Dans ce cadre, vous avez d’ailleurs initié une filière de réemploi…

Il y a deux ans, nous avons créé à Rosny-sous-Bois un atelier de reconditionnement des dalles de faux-plancher technique, ces planches sous lesquelles passent les câbles électriques, informatiques ou téléphoniques dans les bureaux. Composées d’un panneau de bois, d’un bac acier et de tiges métalliques, elles sont reconditionnées puis revendues, à un prix moins élevé que les neuves.

Au-delà de l’aspect financier, les matériaux et produits du bâtiment  réemployés permettent de diminuer le poids carbone de la construction future. C’est une belle carte à jouer pour les maîtres d’ouvrage engagés dans une démarche de construction bas carbone (type BBCA ou E+C-).

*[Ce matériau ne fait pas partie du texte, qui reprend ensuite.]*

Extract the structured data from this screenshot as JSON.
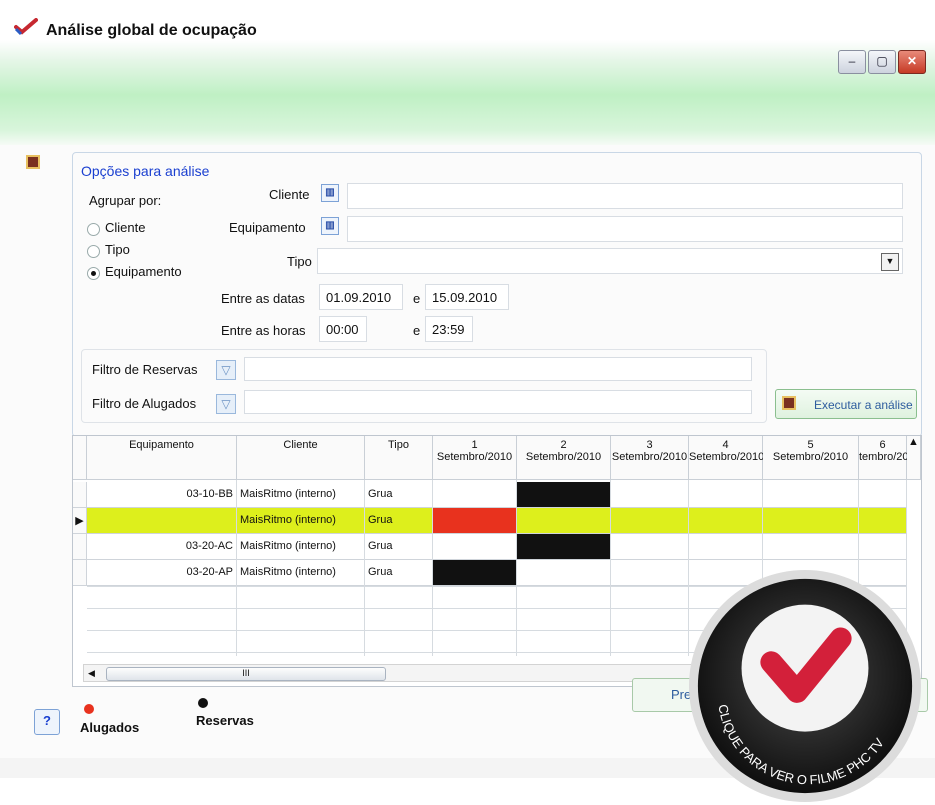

En réutilisant des dalles sur l’opération Pulse d’Icade à Aubervilliers par exemple, nous sommes parvenus à diminuer de 10% le critère « carbone » du projet, labellisé depuis « BBCA Excellent » et « E2C1 ». Nous avons depuis transmis une demande de FDES afin de réaliser l’ACV de notre solution pour qu’elle soit plus facilement prescrite par les professionnels. Elle sera disponible d’ici février 2020.

D’autres filières devraient suivre : nous devrions prochainement ouvrir un atelier de surcyclage de portes en bois. L’ouverture d’un magasin à destination des particuliers et des artisans avec matériaux issus de la déconstruction de bâtiments de logements – luminaires, parquets, sanitaires blancs, électricité, etc – est également au programme.

Quid des assurances pour ces matériaux réutilisés sur un nouveau chantier ?

Cela ne pose pas de problème dès lors que l’on est en capacité de faire attester par un organisme compétent que les produits reconditionnés répondent aux normes en vigueur. Nos dalles ont ainsi été testées afin de répondre aux cinq critères en vigueur : rupture, charge, classement au feu, électromagnétique et isolement acoustique. Chaque critère est vérifié par un laboratoire selon sa spécialité : rupture + charge chez Ginger, classement au feu au LNE, acoustique via le CSTB, etc.

Les tests permettent de valider auprès du contrôleur technique la conformité à la norme d’une part, et de garantir à notre assureur une base d’assurabilité afin de nous fournir une « Responsabilité Produit du BTP » (décennale).

Zoom : Un marché en ébullition

Mobius n’est pas le seul acteur présent sur ce jeune marché du réemploi et du recyclage de matériaux de construction. D’autres structures se sont lancées ces dernières années dans le domaine, à l’image de la plateforme cycle-up.fr ou backacia.com, sorte de place de marchés. On peut également citer mineka.fr, une association créée par des architectes en Rhône-Alpes.